Demystifying the PCI Scope of Assessment
Correctly defining the PCI Scope of Assessment is probably the most difficult and important part of any PCI compliance program. An overly narrow scope can jeopardize cardholder data, while an overly broad scope can add immense and completely unnecessary cost and effort to PCI compliance programs.
Unfortunately, the PCI DSS guidance is prone to subjective interpretation, which has led to a high variance in practice among Qualified Security Assessors (QSAs) and Participating Organizations (e.g., merchants, cardholder data custodians, etc.).
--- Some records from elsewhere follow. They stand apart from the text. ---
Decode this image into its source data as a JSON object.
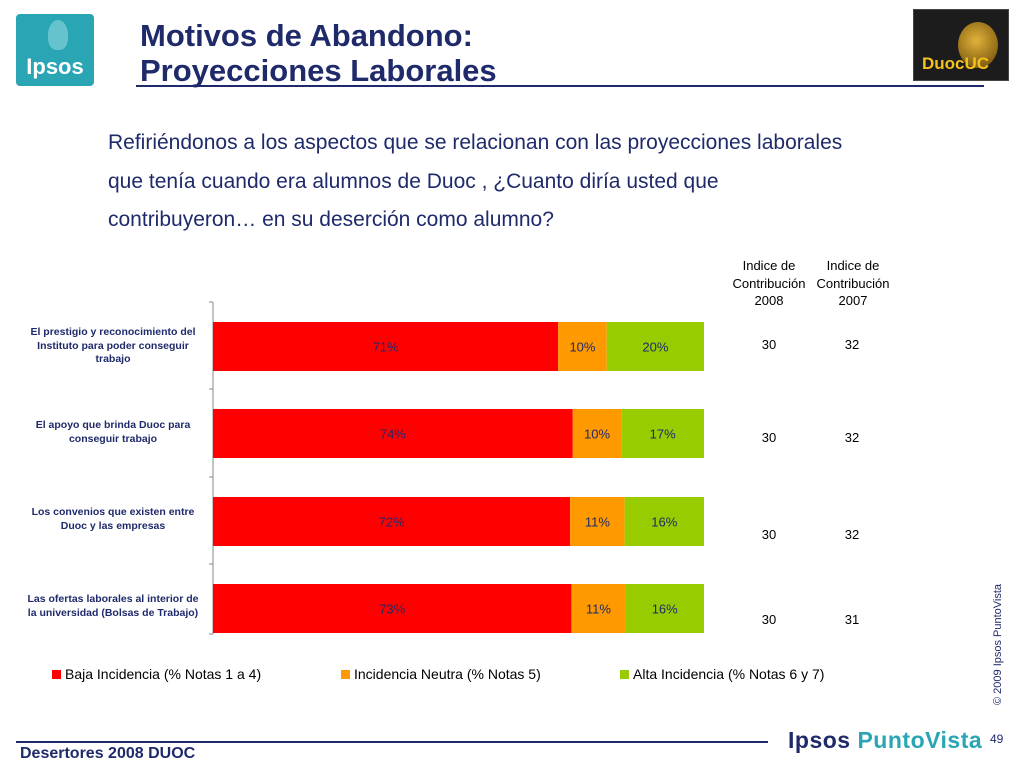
{
  "header": {
    "title_line1": "Motivos de Abandono:",
    "title_line2": "Proyecciones Laborales",
    "ipsos_logo_text": "Ipsos",
    "duoc_logo_text": "DuocUC"
  },
  "question": {
    "line1": "Refiriéndonos a los aspectos que se relacionan con las proyecciones laborales",
    "line2": "que tenía cuando era alumnos de Duoc , ¿Cuanto diría usted que",
    "line3": "contribuyeron… en su deserción como alumno?"
  },
  "index_headers": {
    "col2008": [
      "Indice de",
      "Contribución",
      "2008"
    ],
    "col2007": [
      "Indice de",
      "Contribución",
      "2007"
    ]
  },
  "chart_data": {
    "type": "bar",
    "orientation": "horizontal",
    "stacked": true,
    "categories": [
      [
        "El prestigio y reconocimiento del",
        "Instituto para poder conseguir",
        "trabajo"
      ],
      [
        "El apoyo que brinda Duoc para",
        "conseguir trabajo"
      ],
      [
        "Los convenios que existen entre",
        "Duoc y las empresas"
      ],
      [
        "Las ofertas laborales al interior de",
        "la universidad (Bolsas de Trabajo)"
      ]
    ],
    "series": [
      {
        "name": "Baja Incidencia (% Notas 1 a 4)",
        "color": "#ff0000",
        "values": [
          71,
          74,
          72,
          73
        ],
        "labels": [
          "71%",
          "74%",
          "72%",
          "73%"
        ]
      },
      {
        "name": "Incidencia Neutra (% Notas 5)",
        "color": "#ff9900",
        "values": [
          10,
          10,
          11,
          11
        ],
        "labels": [
          "10%",
          "10%",
          "11%",
          "11%"
        ]
      },
      {
        "name": "Alta Incidencia (% Notas 6 y 7)",
        "color": "#99cc00",
        "values": [
          20,
          17,
          16,
          16
        ],
        "labels": [
          "20%",
          "17%",
          "16%",
          "16%"
        ]
      }
    ],
    "index_2008": [
      30,
      30,
      30,
      30
    ],
    "index_2007": [
      32,
      32,
      32,
      31
    ],
    "legend_position": "bottom"
  },
  "footer": {
    "left_text": "Desertores 2008 DUOC",
    "brand_part1": "Ipsos ",
    "brand_part2": "PuntoVista",
    "page_number": "49",
    "copyright": "© 2009 Ipsos PuntoVista"
  }
}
The Open Scoping Framework Group is proud to announce the availability of the Open PCI Scoping Toolkit (“the Toolkit”). After nearly four years of hard work by over fifty of the best PCI practitioners in the industry, we are releasing the Toolkit under the Creative Commons license.
The Toolkit includes a set of principles, a structured thinking process and tools to generate defensible and consistent scoping conclusions, regardless of who is performing the PCI evaluation or assessment. In the absence of such a tool, or unambiguous guidance released by the PCI Security Standards Council, questionable scoping decisions will continue to be made.
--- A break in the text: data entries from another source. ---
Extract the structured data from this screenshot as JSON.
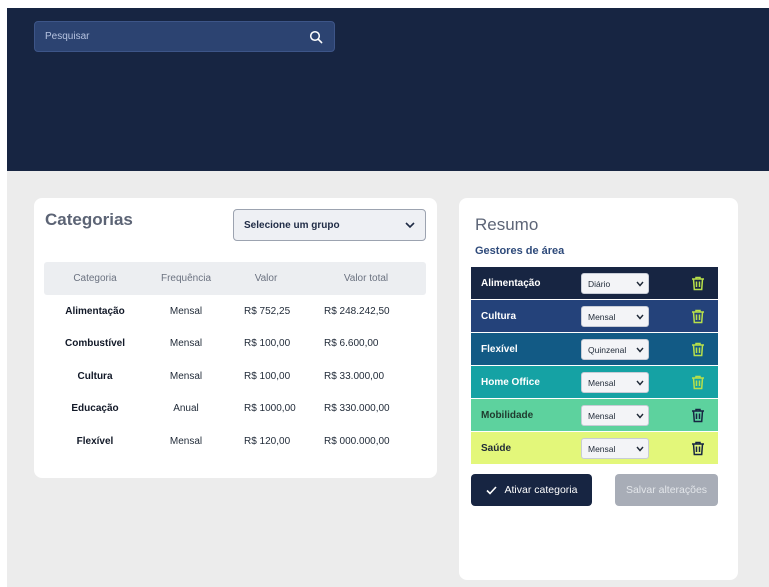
{
  "search": {
    "placeholder": "Pesquisar",
    "icon": "search-icon"
  },
  "categories": {
    "title": "Categorias",
    "group_select": "Selecione um grupo",
    "columns": [
      "Categoria",
      "Frequência",
      "Valor",
      "Valor total"
    ],
    "rows": [
      {
        "name": "Alimentação",
        "frequency": "Mensal",
        "value": "R$ 752,25",
        "total": "R$ 248.242,50"
      },
      {
        "name": "Combustível",
        "frequency": "Mensal",
        "value": "R$ 100,00",
        "total": "R$ 6.600,00"
      },
      {
        "name": "Cultura",
        "frequency": "Mensal",
        "value": "R$ 100,00",
        "total": "R$ 33.000,00"
      },
      {
        "name": "Educação",
        "frequency": "Anual",
        "value": "R$ 1000,00",
        "total": "R$ 330.000,00"
      },
      {
        "name": "Flexível",
        "frequency": "Mensal",
        "value": "R$ 120,00",
        "total": "R$ 000.000,00"
      }
    ]
  },
  "summary": {
    "title": "Resumo",
    "subtitle": "Gestores de área",
    "items": [
      {
        "label": "Alimentação",
        "frequency": "Diário",
        "bg": "#172542",
        "fg": "#ffffff",
        "trash": "#b8e04a"
      },
      {
        "label": "Cultura",
        "frequency": "Mensal",
        "bg": "#24427a",
        "fg": "#ffffff",
        "trash": "#b8e04a"
      },
      {
        "label": "Flexível",
        "frequency": "Quinzenal",
        "bg": "#125a85",
        "fg": "#ffffff",
        "trash": "#b8e04a"
      },
      {
        "label": "Home Office",
        "frequency": "Mensal",
        "bg": "#15a2a4",
        "fg": "#ffffff",
        "trash": "#b8e04a"
      },
      {
        "label": "Mobilidade",
        "frequency": "Mensal",
        "bg": "#5dd29e",
        "fg": "#1f3a2e",
        "trash": "#172542"
      },
      {
        "label": "Saúde",
        "frequency": "Mensal",
        "bg": "#e3f77a",
        "fg": "#1f2937",
        "trash": "#172542"
      }
    ],
    "activate_label": "Ativar categoria",
    "save_label": "Salvar alterações"
  }
}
In the future, we will be expand upon the Toolkit, and present its application to some of the toughest PCI scoping scenarios, along with our suggested scoping conclusions. These include hotel front desk networks that include POS systems and guest PCs, order entry systems running on thin clients in retail stores, virtualized servers processing cardholder data, and ActiveDirectory systems providing authentication to systems processing cardholder data.
We expect that practitioners will use the Toolkit to make scoping decisions, with a level of consistency and precision that has eluded the community to date. We believe the Toolkit to be consistent with the spirit and intent of the PCI DSS.